The British electricity supply industry was nationalised in 1948 under the provisions of the Electricity Act 1947 (10 & 11 Geo. 6 c. 54). The South Shields electricity undertaking was abolished, ownership of South Shields power station was vested in the British Electricity Authority, and subsequently the Central Electricity Authority and the Central Electricity Generating Board (CEGB). At the same time the electricity distribution and sales responsibilities of the South Shields electricity undertaking were transferred to the North Eastern Electricity Board (NEEB).

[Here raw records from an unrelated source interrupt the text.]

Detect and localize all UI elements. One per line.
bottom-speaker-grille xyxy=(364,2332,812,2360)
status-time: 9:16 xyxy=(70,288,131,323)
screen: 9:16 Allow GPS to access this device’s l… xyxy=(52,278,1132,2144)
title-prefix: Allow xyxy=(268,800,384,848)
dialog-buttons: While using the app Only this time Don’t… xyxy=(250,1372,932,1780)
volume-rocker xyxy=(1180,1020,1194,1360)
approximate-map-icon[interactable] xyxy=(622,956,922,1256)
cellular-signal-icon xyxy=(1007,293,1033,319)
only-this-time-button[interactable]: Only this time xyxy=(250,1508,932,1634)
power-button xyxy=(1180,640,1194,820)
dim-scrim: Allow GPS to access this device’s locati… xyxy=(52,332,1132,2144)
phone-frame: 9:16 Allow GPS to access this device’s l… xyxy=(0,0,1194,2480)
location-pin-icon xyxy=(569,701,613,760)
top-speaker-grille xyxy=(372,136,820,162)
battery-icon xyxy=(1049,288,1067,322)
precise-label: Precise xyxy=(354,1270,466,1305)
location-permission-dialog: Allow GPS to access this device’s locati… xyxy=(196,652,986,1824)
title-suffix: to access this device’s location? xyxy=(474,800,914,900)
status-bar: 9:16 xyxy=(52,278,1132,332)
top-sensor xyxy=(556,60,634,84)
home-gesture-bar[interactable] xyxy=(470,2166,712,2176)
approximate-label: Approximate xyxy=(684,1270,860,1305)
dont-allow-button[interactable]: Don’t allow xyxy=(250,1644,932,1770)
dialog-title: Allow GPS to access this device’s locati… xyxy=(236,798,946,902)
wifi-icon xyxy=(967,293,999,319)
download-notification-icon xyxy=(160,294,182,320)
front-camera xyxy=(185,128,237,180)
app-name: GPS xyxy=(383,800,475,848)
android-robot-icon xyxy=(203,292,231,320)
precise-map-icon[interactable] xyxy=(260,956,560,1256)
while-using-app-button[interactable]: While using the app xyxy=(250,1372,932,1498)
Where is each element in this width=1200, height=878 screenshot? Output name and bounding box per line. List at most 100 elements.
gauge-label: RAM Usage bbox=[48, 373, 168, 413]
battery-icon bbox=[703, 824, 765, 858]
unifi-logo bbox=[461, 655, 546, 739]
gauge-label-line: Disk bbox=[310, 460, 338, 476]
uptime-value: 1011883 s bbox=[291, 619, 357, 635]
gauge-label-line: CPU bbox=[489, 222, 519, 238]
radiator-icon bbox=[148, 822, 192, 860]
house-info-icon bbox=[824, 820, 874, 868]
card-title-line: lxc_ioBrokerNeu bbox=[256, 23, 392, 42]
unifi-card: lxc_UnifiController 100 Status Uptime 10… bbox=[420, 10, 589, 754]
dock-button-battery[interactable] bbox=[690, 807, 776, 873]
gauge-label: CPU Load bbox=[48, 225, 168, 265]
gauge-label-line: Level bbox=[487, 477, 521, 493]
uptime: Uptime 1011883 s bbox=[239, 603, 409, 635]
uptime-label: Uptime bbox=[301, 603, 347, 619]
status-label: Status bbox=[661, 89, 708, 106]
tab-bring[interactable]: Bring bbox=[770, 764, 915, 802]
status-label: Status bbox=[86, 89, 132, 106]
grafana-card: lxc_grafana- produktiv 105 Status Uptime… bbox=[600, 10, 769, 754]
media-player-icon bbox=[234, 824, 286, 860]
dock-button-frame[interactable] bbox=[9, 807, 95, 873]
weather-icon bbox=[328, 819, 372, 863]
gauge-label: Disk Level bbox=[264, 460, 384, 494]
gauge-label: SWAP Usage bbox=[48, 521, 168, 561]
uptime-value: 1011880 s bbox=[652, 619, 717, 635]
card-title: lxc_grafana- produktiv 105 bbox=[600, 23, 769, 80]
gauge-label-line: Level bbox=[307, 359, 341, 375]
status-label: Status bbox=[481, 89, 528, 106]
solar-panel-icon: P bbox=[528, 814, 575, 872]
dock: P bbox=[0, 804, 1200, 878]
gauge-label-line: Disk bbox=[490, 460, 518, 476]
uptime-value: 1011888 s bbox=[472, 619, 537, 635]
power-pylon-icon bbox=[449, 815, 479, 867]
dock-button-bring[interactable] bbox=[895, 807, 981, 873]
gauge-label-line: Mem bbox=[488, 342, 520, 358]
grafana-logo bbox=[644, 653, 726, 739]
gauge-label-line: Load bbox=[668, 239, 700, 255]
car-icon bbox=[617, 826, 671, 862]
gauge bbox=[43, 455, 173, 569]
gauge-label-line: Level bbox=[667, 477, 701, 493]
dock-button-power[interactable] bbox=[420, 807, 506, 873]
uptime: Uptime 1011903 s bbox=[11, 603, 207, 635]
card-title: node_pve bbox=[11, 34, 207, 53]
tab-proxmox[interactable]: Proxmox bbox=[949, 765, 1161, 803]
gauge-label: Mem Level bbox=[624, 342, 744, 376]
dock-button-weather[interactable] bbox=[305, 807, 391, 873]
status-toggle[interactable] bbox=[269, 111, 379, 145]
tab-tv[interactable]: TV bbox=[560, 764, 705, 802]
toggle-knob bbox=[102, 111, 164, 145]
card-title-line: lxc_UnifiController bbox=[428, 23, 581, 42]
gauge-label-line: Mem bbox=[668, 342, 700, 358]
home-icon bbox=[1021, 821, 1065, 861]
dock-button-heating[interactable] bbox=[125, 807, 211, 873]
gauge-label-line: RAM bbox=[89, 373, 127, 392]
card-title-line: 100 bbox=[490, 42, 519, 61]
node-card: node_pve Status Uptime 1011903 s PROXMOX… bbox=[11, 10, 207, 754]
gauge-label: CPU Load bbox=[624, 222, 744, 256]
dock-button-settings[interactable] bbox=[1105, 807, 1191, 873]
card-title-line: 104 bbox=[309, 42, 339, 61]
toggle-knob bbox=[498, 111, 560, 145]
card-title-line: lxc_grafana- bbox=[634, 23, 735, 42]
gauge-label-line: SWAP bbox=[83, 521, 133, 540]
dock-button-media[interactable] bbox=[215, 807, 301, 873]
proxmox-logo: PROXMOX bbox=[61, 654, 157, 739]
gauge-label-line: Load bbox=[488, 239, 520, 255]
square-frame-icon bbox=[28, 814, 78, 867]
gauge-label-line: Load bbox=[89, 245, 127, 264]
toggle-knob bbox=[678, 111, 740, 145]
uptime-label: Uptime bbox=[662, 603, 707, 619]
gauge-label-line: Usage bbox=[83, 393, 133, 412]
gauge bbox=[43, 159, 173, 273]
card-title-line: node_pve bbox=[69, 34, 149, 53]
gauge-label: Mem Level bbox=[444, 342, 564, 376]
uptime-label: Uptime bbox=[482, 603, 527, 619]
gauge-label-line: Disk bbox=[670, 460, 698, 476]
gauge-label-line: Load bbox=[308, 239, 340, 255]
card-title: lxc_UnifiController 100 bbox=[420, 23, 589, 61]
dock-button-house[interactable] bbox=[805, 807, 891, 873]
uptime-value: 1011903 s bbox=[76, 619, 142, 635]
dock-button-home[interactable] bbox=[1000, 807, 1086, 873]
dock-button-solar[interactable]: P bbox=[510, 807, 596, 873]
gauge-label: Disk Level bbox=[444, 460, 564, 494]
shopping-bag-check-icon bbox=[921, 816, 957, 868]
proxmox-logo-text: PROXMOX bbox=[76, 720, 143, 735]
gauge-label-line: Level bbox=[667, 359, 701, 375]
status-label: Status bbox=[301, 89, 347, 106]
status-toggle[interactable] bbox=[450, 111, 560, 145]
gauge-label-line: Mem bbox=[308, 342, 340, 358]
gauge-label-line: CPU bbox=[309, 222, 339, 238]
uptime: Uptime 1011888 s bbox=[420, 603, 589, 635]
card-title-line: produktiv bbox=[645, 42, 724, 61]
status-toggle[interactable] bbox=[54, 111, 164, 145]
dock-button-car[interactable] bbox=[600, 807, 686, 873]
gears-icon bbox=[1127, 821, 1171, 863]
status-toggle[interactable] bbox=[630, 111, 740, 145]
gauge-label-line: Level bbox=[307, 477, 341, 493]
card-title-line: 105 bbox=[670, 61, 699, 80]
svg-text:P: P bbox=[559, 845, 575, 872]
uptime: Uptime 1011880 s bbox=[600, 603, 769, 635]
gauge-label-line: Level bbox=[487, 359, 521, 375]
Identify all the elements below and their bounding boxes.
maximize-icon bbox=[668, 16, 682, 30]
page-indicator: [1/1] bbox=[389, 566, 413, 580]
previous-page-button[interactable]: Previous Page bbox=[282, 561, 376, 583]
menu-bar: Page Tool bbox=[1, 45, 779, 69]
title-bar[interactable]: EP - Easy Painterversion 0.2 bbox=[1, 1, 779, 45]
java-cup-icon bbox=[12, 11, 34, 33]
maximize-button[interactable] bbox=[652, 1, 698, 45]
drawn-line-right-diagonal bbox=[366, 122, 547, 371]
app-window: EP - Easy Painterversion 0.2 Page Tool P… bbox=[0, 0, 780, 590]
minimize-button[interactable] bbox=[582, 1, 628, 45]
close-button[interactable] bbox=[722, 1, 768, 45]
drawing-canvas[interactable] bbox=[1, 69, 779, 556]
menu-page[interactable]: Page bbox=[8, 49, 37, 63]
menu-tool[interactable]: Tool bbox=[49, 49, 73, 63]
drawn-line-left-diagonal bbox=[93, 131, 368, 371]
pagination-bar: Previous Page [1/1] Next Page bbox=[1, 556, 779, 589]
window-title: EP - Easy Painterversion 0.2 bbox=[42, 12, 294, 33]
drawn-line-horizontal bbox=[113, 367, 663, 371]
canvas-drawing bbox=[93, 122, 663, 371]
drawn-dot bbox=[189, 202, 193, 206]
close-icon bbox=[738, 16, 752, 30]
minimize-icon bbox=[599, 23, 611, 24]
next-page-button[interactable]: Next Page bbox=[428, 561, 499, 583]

=== Operating data 1954–58 ===
Operating data for the period 1954–58 was:

South Shields power station operating data, 1954–58
| Year | Running hours | Max output capacity MW | Electricity supplied GWh | Thermal efficiency per cent |
|---|---|---|---|---|
| 1954 | 1134 | 10 | 5.042 | 9.59 |
| 1955 | 1544 | 10 | 8.513 | 11.56 |
| 1956 | 1501 | 10 | 7.244 | 11.83 |
| 1957 | 1385 | 10 | 6.128 | 11.56 |
| 1958 | 1445 | 10 | 5.562 | 12.89 |

South Shields was an electricity supply district, covering the 4,874 acres (1,972 ha) of the County Borough of South Shields with a population of 108,300 in 1958. The number of consumers and electricity sold was:

| Year | 1956 | 1957 | 1958 |
| Number of consumers | 38,209 | 38,933 | 39,154 |
| Electricity sold MWh | 97,939 | 103,258 | 110,648 |

In 1958 the number of units sold to categories of consumers was:

| Type of consumer | No. of consumers | Electricity sold MWh |
|---|---|---|
| Residential | 36,294 | 34,977 |
| Shops, offices, etc | 2,492 | 13,339 |
| Factories | 359 | 52,138 |
| Farms | 4 | 47 |
| Public traction | 2 | 9,927 |
| Public lighting | 3 | 2,220 |
| Total | 39,154 | 110,648 |

There were 328 miles (528 km) of high voltage mains in the district comprising 324 miles (521 km) of underground mains and 4 miles (6.4 km) of overhead cables.

==Closure==
South Shields power station was decommissioned on 30 September 1958. The buildings were subsequently demolished and the area is derelict.